1,227 QI Facts To Blow Your Socks Off
- The original UK cover.
- Author: John Lloyd John Mitchinson James Harkin
- Language: English
- Subject: Trivia
- Publisher: Faber and Faber (UK) W. W. Norton & Company (US)
- Publication date: 1 November 2012 (UK) 9 September 2013 (US)
- Publication place: United Kingdom
- Media type: Hardback
- Pages: 322
- ISBN: 978-0-571-29791-7
- Preceded by: The Second Book of General Ignorance

= 1,227 QI Facts to Blow Your Socks Off =

Book by John Lloyd

1,227 QI Facts To Blow Your Socks Off is the sixth in a series of books based on the intellectual British panel game QI, written by series-creator John Lloyd, director of research John Mitchinson, and chief researcher James Harkin.
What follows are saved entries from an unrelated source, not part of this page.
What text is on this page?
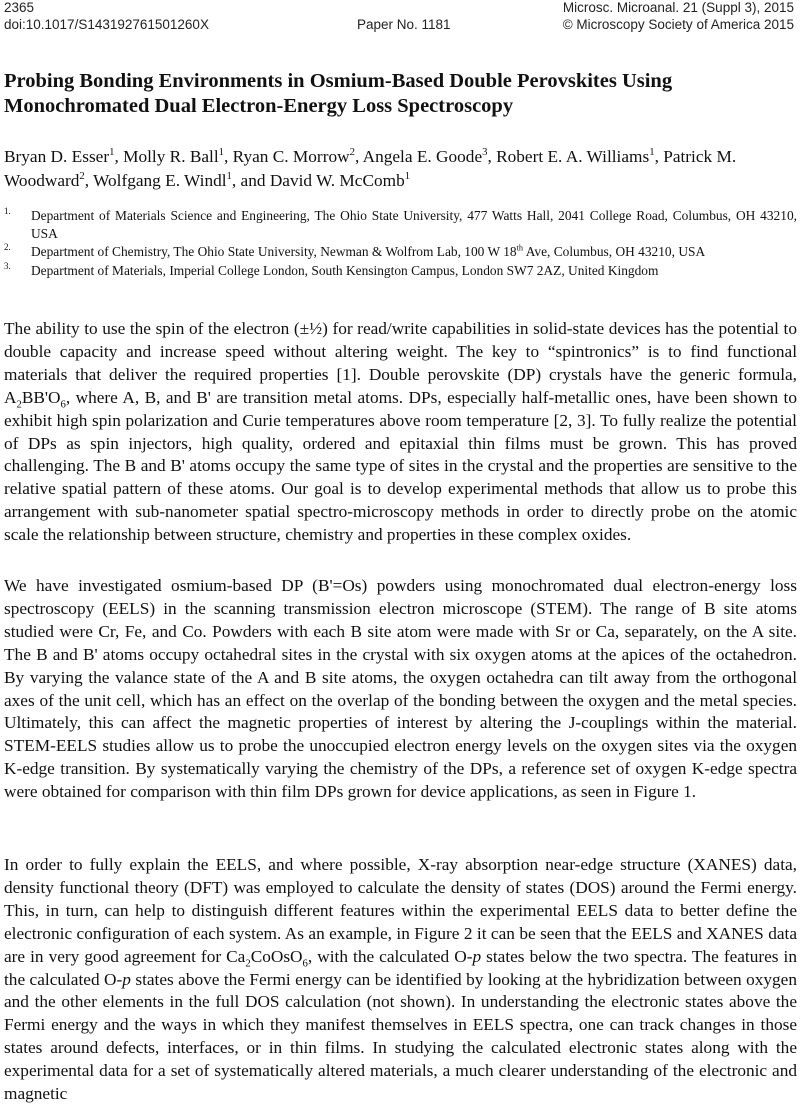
2365	Microsc. Microanal. 21 (Suppl 3), 2015
doi:10.1017/S143192761501260X	Paper No. 1181	© Microscopy Society of America 2015
Probing Bonding Environments in Osmium-Based Double Perovskites Using Monochromated Dual Electron-Energy Loss Spectroscopy

Bryan D. Esser$^1$, Molly R. Ball$^1$, Ryan C. Morrow$^2$, Angela E. Goode$^3$, Robert E. A. Williams$^1$, Patrick M. Woodward$^2$, Wolfgang E. Windl$^1$, and David W. McComb$^1$

1. Department of Materials Science and Engineering, The Ohio State University, 477 Watts Hall, 2041 College Road, Columbus, OH 43210, USA
2. Department of Chemistry, The Ohio State University, Newman & Wolfrom Lab, 100 W 18th Ave, Columbus, OH 43210, USA
3. Department of Materials, Imperial College London, South Kensington Campus, London SW7 2AZ, United Kingdom

The ability to use the spin of the electron (±½) for read/write capabilities in solid-state devices has the potential to double capacity and increase speed without altering weight. The key to “spintronics” is to find functional materials that deliver the required properties [1]. Double perovskite (DP) crystals have the generic formula, $A_2BB'O_6$, where A, B, and B' are transition metal atoms. DPs, especially half-metallic ones, have been shown to exhibit high spin polarization and Curie temperatures above room temperature [2, 3]. To fully realize the potential of DPs as spin injectors, high quality, ordered and epitaxial thin films must be grown. This has proved challenging. The B and B' atoms occupy the same type of sites in the crystal and the properties are sensitive to the relative spatial pattern of these atoms. Our goal is to develop experimental methods that allow us to probe this arrangement with sub-nanometer spatial spectro-microscopy methods in order to directly probe on the atomic scale the relationship between structure, chemistry and properties in these complex oxides.

We have investigated osmium-based DP (B'=Os) powders using monochromated dual electron-energy loss spectroscopy (EELS) in the scanning transmission electron microscope (STEM). The range of B site atoms studied were Cr, Fe, and Co. Powders with each B site atom were made with Sr or Ca, separately, on the A site. The B and B' atoms occupy octahedral sites in the crystal with six oxygen atoms at the apices of the octahedron. By varying the valance state of the A and B site atoms, the oxygen octahedra can tilt away from the orthogonal axes of the unit cell, which has an effect on the overlap of the bonding between the oxygen and the metal species. Ultimately, this can affect the magnetic properties of interest by altering the J-couplings within the material. STEM-EELS studies allow us to probe the unoccupied electron energy levels on the oxygen sites via the oxygen K-edge transition. By systematically varying the chemistry of the DPs, a reference set of oxygen K-edge spectra were obtained for comparison with thin film DPs grown for device applications, as seen in Figure 1.

In order to fully explain the EELS, and where possible, X-ray absorption near-edge structure (XANES) data, density functional theory (DFT) was employed to calculate the density of states (DOS) around the Fermi energy. This, in turn, can help to distinguish different features within the experimental EELS data to better define the electronic configuration of each system. As an example, in Figure 2 it can be seen that the EELS and XANES data are in very good agreement for $Ca_2CoOsO_6$, with the calculated O-p states below the two spectra. The features in the calculated O-p states above the Fermi energy can be identified by looking at the hybridization between oxygen and the other elements in the full DOS calculation (not shown). In understanding the electronic states above the Fermi energy and the ways in which they manifest themselves in EELS spectra, one can track changes in those states around defects, interfaces, or in thin films. In studying the calculated electronic states along with the experimental data for a set of systematically altered materials, a much clearer understanding of the electronic and magnetic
Published on 1 November 2012 (9 September 2013 in the US), it is a trivia book containing 1,227 facts collected during the making of the series, which had been ten years in the making at the time of publication.

==Publication history==
Lloyd said in an interview with The Daily Telegraph: "This book is like a set of haiku. I think it's the best thing we've ever done. It has purity and simplicity."

==Structure==
The book contains lists of facts, normally four per page. All the sources for the facts are listed online on the QI website. Other than Lloyd, Mitchinson and Harkin, credit for authorship is also given to QI researchers (also known as "Elves") Anne Miller, Andy Murray and Alex Bell.

The reason for the number of facts being 1,227, according to Lloyd and Mitchinson, was that they had originally planned to have 1,000 facts and when they wrote down the list containing all the facts that would go in the book, they discovered that they had gone past the number, to 1,227.